Diese Platinnetze also wurden von den Praktikumsassistenten ausgegeben und mussten nach der bestandenen Analyse sauber wieder zurückgegeben werden. Das war natürlich immer so eine Sache, weil: Platin ist teuer, d.h. die Assistenzen mussten wie die Haftlmacher dahinter sein, dass nichts davon wegkam (ich glaube nach wie vor nicht, dass es einen Rohstoffschwarzmarkt gibt, wo man als Chemiestudent mit einem abgeknippsten Stück Platinnetz reich wird, aber sei‘s drum.) Als wurde für diese Netze so eine Art Übergabeprotokoll ausgefüllt, wo das Netz zum Ausgabezeitpunkt und zum Abgabezeitpunkt gewogen wurde. Wenn es beim Abgeben dann leichter war als vorher, war es natürlich blöd, wenn es schwerer war, übrigens auch, weil dann hatte man das Kupfder oder Silber nicht wieder ordentlich saubergemacht und SACHEN SCHMUTZIG ZURÜCKGEBEN, das war ja eine Todsünde.
Wie gesagt, ich musste das nie machen (übrigens habe ich auch nie Stickstoff nach Kjeldahl oder Wasser nach Karl Fischer bestimmt, aber das nur am Rande. Ich bin trotzdem eine echte und richtige Chemikerin, glaube ich), ich weiss nur vom Hörensagen, dass das ein Riesengewürge war.

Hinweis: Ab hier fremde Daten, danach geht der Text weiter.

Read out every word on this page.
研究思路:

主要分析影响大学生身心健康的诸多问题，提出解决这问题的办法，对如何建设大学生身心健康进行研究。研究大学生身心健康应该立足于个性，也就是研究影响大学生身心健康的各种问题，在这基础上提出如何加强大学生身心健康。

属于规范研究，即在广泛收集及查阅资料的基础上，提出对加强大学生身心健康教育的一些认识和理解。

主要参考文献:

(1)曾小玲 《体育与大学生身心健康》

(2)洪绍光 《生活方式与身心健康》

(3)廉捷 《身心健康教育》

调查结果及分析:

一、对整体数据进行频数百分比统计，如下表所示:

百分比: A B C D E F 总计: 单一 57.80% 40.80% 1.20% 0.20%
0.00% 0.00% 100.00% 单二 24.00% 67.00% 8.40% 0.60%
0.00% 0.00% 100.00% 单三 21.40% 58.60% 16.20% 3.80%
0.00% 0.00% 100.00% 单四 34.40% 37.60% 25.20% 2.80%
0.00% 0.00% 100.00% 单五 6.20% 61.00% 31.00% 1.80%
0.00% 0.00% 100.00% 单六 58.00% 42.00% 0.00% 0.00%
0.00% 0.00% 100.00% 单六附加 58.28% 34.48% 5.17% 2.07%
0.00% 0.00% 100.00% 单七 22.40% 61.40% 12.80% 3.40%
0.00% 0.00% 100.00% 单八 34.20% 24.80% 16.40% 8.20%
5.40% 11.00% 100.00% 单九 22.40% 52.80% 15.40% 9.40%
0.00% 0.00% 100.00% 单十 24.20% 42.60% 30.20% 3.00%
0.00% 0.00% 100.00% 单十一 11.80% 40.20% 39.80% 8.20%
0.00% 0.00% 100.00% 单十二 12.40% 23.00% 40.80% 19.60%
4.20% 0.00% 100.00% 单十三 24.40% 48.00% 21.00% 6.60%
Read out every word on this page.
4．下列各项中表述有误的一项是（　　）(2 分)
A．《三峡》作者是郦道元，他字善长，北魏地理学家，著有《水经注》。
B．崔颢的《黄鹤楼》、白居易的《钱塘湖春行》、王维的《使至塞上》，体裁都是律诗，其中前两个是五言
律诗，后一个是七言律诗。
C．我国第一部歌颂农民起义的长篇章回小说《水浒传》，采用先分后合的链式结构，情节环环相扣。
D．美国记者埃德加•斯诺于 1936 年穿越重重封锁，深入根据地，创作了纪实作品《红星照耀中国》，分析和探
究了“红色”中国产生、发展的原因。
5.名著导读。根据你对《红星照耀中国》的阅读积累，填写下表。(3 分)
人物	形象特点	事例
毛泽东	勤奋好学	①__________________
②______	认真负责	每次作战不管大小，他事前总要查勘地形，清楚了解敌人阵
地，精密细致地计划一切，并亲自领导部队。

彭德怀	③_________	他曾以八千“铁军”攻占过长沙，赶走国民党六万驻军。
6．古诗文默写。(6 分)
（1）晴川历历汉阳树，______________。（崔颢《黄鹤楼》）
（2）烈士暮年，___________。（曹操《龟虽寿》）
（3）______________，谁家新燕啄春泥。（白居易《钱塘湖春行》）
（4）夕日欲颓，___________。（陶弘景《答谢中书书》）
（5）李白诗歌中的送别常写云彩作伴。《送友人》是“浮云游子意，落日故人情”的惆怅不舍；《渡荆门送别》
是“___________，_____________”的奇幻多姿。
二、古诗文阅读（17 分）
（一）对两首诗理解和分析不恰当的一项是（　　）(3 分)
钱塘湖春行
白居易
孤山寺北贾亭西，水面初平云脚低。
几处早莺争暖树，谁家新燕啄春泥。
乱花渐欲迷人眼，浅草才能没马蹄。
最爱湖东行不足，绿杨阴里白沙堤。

Später, während der Doktorarbeit dann war ich auch selbst Praktikumsassistentin, aber das soll hier nicht Thema sein (ich habe ganz viele Lebensmitteltechnologen und Bierbrauer davon abgehalten, sich leichtfertig mit Zyankali umzubringen), ich war ausserdem Edelmetallwart. In unserem Arbeitskreis haben wir uns nämlich mit Metallkomplexen befasst, das sind Moleküle, die in der Mitte ein Metallatom haben und dann ganz abenteuerliche andere Moleküle drumrum, die heissen dann Liganden. Die Metallatome in der Mitte waren in unserem Fall immer Edelmetalle und die sind natürlich teuer. Und weil Unis anscheinend notorisch knapp dran sind, haben wir die meisten dieser Ausgangsverbindungen als Spenden von Industrieunternehmen bekommen. Der Edelmetallwart hatte dann eben die Aufgabe, den Bedarf einzuschätzen und diese Spenden
Die Platinnetze für die Praktika wurden übrigens auch dort aufbewahrt
Wenn irgendwas knapp wurde, durfte ich den Edelmetallkatalog von zB der Degussa (mei, damals!) rausnehmen und neue Spenden erbitten. Das erste Mal sind mir da dann die Gäule ein bisschen drugegangen und ich habe irre viel angefragt, manches auch nur, weil ich den Namen so toll und spektakulär fand, das haben wir dann leider nicht alles bekommen.... Am liebsten waren mir die Ampullen mit Osmiumtetroxid, das sieht wunderschön aus. Dass es hochgiftig ist, macht natürlich auch einen gewissen Reiz aus. Gebraucht hat das zu meiner Zeit übrigens niemand, aber in der Hand hielt ich sie gerne, so unter dem Tisch bei der Sekretärin.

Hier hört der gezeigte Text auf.